O ensino público e a jornada em período parcial predominam em todos os casos. A principal dificuldade das mulheres em relação às escolas de seus filhos diz respeito ao acesso às vagas, muitas vezes longe de casa e em períodos de aula inconciliáveis com sua jornada de trabalho.

As mulheres que mais utilizam as creches são as com renda familiar acima de 5 salários mínimos (29%), as da região Centro-Oeste (26%) e as solteiras (27%).

Ter filhos matriculados em escolas de educação infantil é mais frequente entre as que residem na região Norte (39%) e as separadas (38%). São também as separadas as que mais têm filhos matriculados no ensino fundamental (58%).

Para todos os níveis educacionais, predominam o ensino público e a jornada em período parcial. Apesar de baixo, as creches são o estabelecimento de ensino que mais oferece período integral (9%). A jornada integral em escolas de educação infantil e de ensino fundamental contempla parcela muito pequena (4% das que têm filhos na educação infantil e 6% no ensino fundamental).

Padecer no paraíso. 

Diante de todos esses desafios, exercer a maternidade no Brasil é um desafio diário de sobrevivência de si e da criança. Enquanto o imaginário social do patriarcado impõe o ideal da maternidade como o princípio e o fim da realização e da felicidade das mulheres, as condições concretas para exercê-las são aterradoras. 

O resultado da sensação de “ser mãe no Brasil”, portanto, não surpreende quando ele é apontado pelas mulheres ao mesmo tempo como orgulho e aprisionamento. Ao serem questionadas sobre “qual é a melhor coisa em ser mulher”, para o fator “ser mãe” observamos uma queda de 14 pontos percentuais em relação a 2010, embora ainda seja considerada uma das melhores coisas em ser mulher para 43% das entrevistadas.

De maneira geral, a melhor parte de ser mãe está situada em fatores clássicos relacionados à maternidade como ser mãe, gerar, cuidar e educar.

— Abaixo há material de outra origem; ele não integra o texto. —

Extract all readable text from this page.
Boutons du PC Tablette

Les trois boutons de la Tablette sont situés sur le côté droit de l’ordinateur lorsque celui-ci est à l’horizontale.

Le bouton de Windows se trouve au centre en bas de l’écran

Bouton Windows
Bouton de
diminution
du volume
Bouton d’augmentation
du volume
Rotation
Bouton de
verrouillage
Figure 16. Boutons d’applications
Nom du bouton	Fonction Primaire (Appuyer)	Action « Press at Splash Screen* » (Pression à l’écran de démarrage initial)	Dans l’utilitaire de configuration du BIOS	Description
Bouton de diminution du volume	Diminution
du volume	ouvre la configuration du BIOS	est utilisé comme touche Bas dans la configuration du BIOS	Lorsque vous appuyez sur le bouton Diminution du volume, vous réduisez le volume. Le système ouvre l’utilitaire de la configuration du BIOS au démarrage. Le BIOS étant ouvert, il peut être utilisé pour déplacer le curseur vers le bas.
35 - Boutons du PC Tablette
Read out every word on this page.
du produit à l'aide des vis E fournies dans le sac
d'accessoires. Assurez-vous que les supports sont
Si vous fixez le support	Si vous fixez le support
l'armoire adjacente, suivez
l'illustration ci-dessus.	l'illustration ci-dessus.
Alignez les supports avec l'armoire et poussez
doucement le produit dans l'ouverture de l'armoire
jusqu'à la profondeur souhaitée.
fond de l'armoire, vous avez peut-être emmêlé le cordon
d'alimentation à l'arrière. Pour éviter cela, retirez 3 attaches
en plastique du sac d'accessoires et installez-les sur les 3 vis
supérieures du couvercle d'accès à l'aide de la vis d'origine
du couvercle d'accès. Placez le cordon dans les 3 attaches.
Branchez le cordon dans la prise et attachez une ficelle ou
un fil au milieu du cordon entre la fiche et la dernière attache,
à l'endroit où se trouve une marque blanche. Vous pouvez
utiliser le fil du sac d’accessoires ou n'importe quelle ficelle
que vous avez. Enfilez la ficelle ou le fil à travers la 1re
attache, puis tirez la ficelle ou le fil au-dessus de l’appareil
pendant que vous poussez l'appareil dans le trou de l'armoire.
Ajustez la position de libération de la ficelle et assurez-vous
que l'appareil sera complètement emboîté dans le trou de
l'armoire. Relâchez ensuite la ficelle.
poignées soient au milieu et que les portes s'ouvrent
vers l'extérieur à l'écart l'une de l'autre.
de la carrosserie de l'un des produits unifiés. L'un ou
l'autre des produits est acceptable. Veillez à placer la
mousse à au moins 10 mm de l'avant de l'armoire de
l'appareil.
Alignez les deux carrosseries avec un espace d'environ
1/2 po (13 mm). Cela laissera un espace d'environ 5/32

As piores coisas em ser mãe são apontadas como dores do parto, abandono paterno e a conciliação entre cuidado e sobrevivência, que pode ser interpretada como a sobrecarga materna. 

Mas ainda que o paradoxo da maternidade seja generalizado, o cenário da maternidade brasileira não é o mesmo entre mulheres brancas e negras. Segundo a pesquisa, as mulheres pretas e pardas concentram maternidade múltipla e maiores percentuais de discriminação, enquanto as mães brancas aparecem mais representadas em contextos de postergação da maternidade e em redes de apoio. 

Sobre a pesquisa

De abrangência nacional, a pesquisa busca acompanhar recuos e avanços sociais em relação ao enfrentamento às desigualdades de gênero ao longo de três décadas, investigando as realidades e percepções sobre questões como violência, saúde, trabalho, cuidados, assim como a compreensão de novas demandas relacionadas às mulheres na sociedade.

Trata-se da terceira pesquisa realizada a respeito do tema, tendo sido a primeira investigação feita em 2001 e, a seguinte, em 2010. Esta terceira edição contou com duas etapas: uma fase qualitativa, realizada virtualmente em 2021, em decorrência da pandemia da Covid-19, composta por entrevistas feitas a 65 mulheres (cisgênero e transgênero). A fase quantitativa foi desenvolvida ao longo de 2023, por meio de entrevistas com 2.440 mulheres e 1.221 homens.